There were three key findings. First, compared with the most recent observed prevalence for each age group, binge drinking prevalence by 2040 was forecast to decline from 26% to 11% among 18-year-olds, continuing the downward trend in this age group observed in recent decades. Among 23/24-year-olds, a slight decline was forecast (38% to 34%), and among 29/30-year-olds binge drinking prevalence was forecast to slightly increase, from 32% to 35% − concordant with recent evidence of an upward shift in the peak ages of binge drinking. Second, gender-stratified forecasts showed continued narrowing of binge drinking prevalence between young men and women, although with the magnitude of narrowing differing by age − consistent with research showing growing acceptability of heavy alcohol use among young adult women, in concert with targeted alcohol marketing toward women in this age group. Third, by comparing the total (unadjusted) trends with trends adjusted for changes in social, demographic, and drinking norms and substance use factors, it was apparent that the strongest drivers of past and future binge drinking patterns are changes in drinking norms, peer use, and other substance use − particularly at younger ages. In the older age group, other factors, such as income, may become more important determinants of binge drinking, although this was not directly investigated.

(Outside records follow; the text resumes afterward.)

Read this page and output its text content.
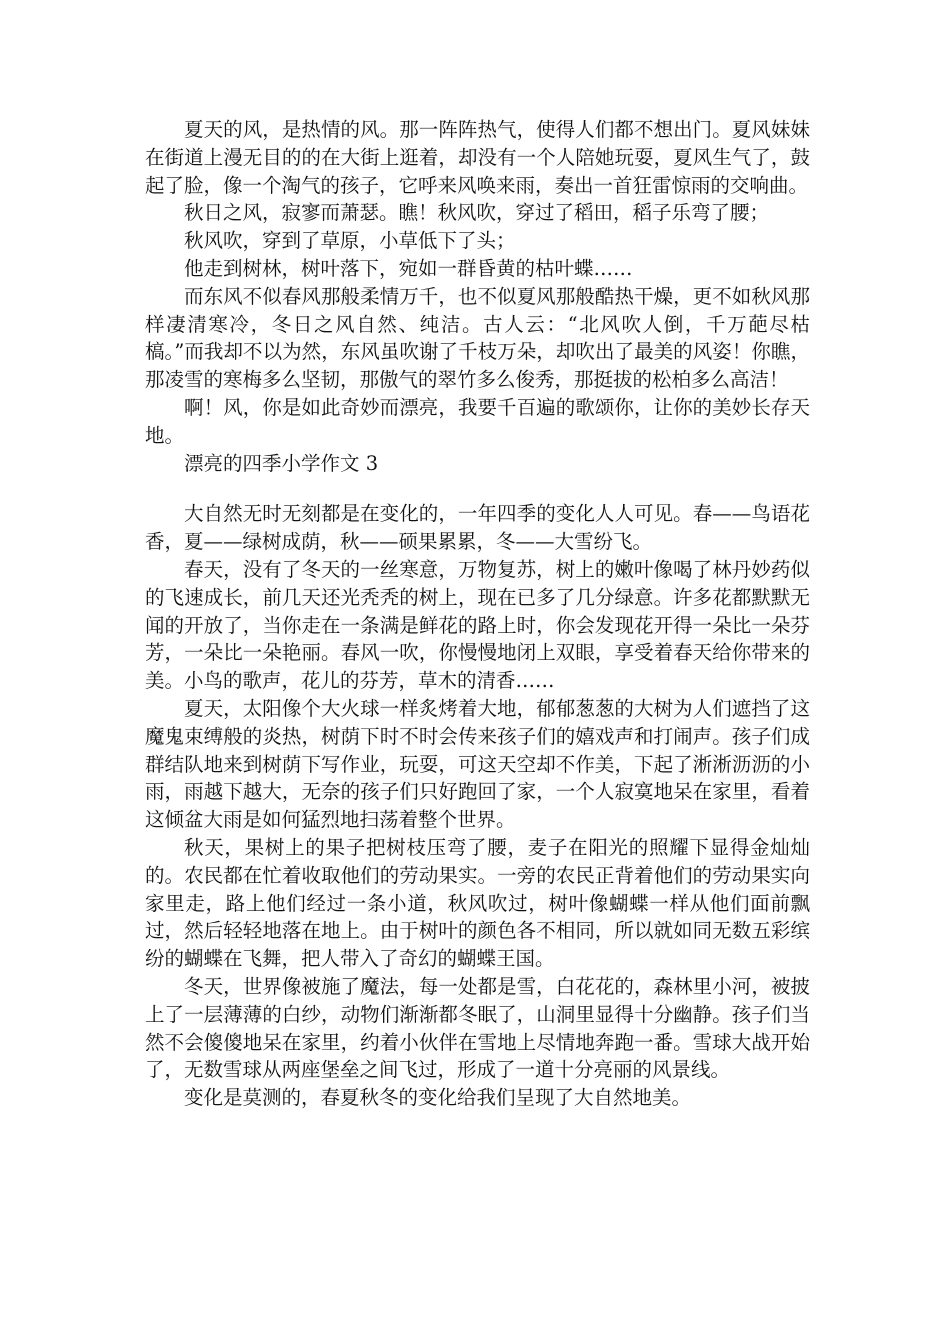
夏天的风，是热情的风。那一阵阵热气，使得人们都不想出门。夏风妹妹在街道上漫无目的的在大街上逛着，却没有一个人陪她玩耍，夏风生气了，鼓起了脸，像一个淘气的孩子，它呼来风唤来雨，奏出一首狂雷惊雨的交响曲。

秋日之风，寂寥而萧瑟。瞧！秋风吹，穿过了稻田，稻子乐弯了腰；

秋风吹，穿到了草原，小草低下了头；

他走到树林，树叶落下，宛如一群昏黄的枯叶蝶……

而东风不似春风那般柔情万千，也不似夏风那般酷热干燥，更不如秋风那样凄清寒冷，冬日之风自然、纯洁。古人云：“北风吹人倒，千万葩尽枯槁。”而我却不以为然，东风虽吹谢了千枝万朵，却吹出了最美的风姿！你瞧，那凌雪的寒梅多么坚韧，那傲气的翠竹多么俊秀，那挺拔的松柏多么高洁！

啊！风，你是如此奇妙而漂亮，我要千百遍的歌颂你，让你的美妙长存天地。

漂亮的四季小学作文 3

大自然无时无刻都是在变化的，一年四季的变化人人可见。春——鸟语花香，夏——绿树成荫，秋——硕果累累，冬——大雪纷飞。

春天，没有了冬天的一丝寒意，万物复苏，树上的嫩叶像喝了林丹妙药似的飞速成长，前几天还光秃秃的树上，现在已多了几分绿意。许多花都默默无闻的开放了，当你走在一条满是鲜花的路上时，你会发现花开得一朵比一朵芬芳，一朵比一朵艳丽。春风一吹，你慢慢地闭上双眼，享受着春天给你带来的美。小鸟的歌声，花儿的芬芳，草木的清香……

夏天，太阳像个大火球一样炙烤着大地，郁郁葱葱的大树为人们遮挡了这魔鬼束缚般的炎热，树荫下时不时会传来孩子们的嬉戏声和打闹声。孩子们成群结队地来到树荫下写作业，玩耍，可这天空却不作美，下起了淅淅沥沥的小雨，雨越下越大，无奈的孩子们只好跑回了家，一个人寂寞地呆在家里，看着这倾盆大雨是如何猛烈地扫荡着整个世界。

秋天，果树上的果子把树枝压弯了腰，麦子在阳光的照耀下显得金灿灿的。农民都在忙着收取他们的劳动果实。一旁的农民正背着他们的劳动果实向家里走，路上他们经过一条小道，秋风吹过，树叶像蝴蝶一样从他们面前飘过，然后轻轻地落在地上。由于树叶的颜色各不相同，所以就如同无数五彩缤纷的蝴蝶在飞舞，把人带入了奇幻的蝴蝶王国。

冬天，世界像被施了魔法，每一处都是雪，白花花的，森林里小河，被披上了一层薄薄的白纱，动物们渐渐都冬眠了，山洞里显得十分幽静。孩子们当然不会傻傻地呆在家里，约着小伙伴在雪地上尽情地奔跑一番。雪球大战开始了，无数雪球从两座堡垒之间飞过，形成了一道十分亮丽的风景线。

变化是莫测的，春夏秋冬的变化给我们呈现了大自然地美。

The findings suggest that strategies to reduce binge drinking should be prioritized throughout early adulthood, and particularly among women as they approach middle adulthood. Prevention should continue to focus on changing alcohol norms among young adults, with particular attention to emerging high-risk groups. Drinking norms can be addressed through targeted interventions that raise awareness of the dangers of heavy drinking and reduce its social acceptability – countering the efforts of alcohol producers to influence norms in the other direction. The forecasting in this study did not account for the Covid pandemic, and further research will be needed to understand the long-term effect of the pandemic on binge drinking.
Forecasting future prevalence and gender differences in binge drinking among young adults through 2040. J. M. Platt, J. Jager, M. E. Patrick, D. Kloska, J. Schulenberg, C. Rutherford, K. M. Keyes (pages xxx).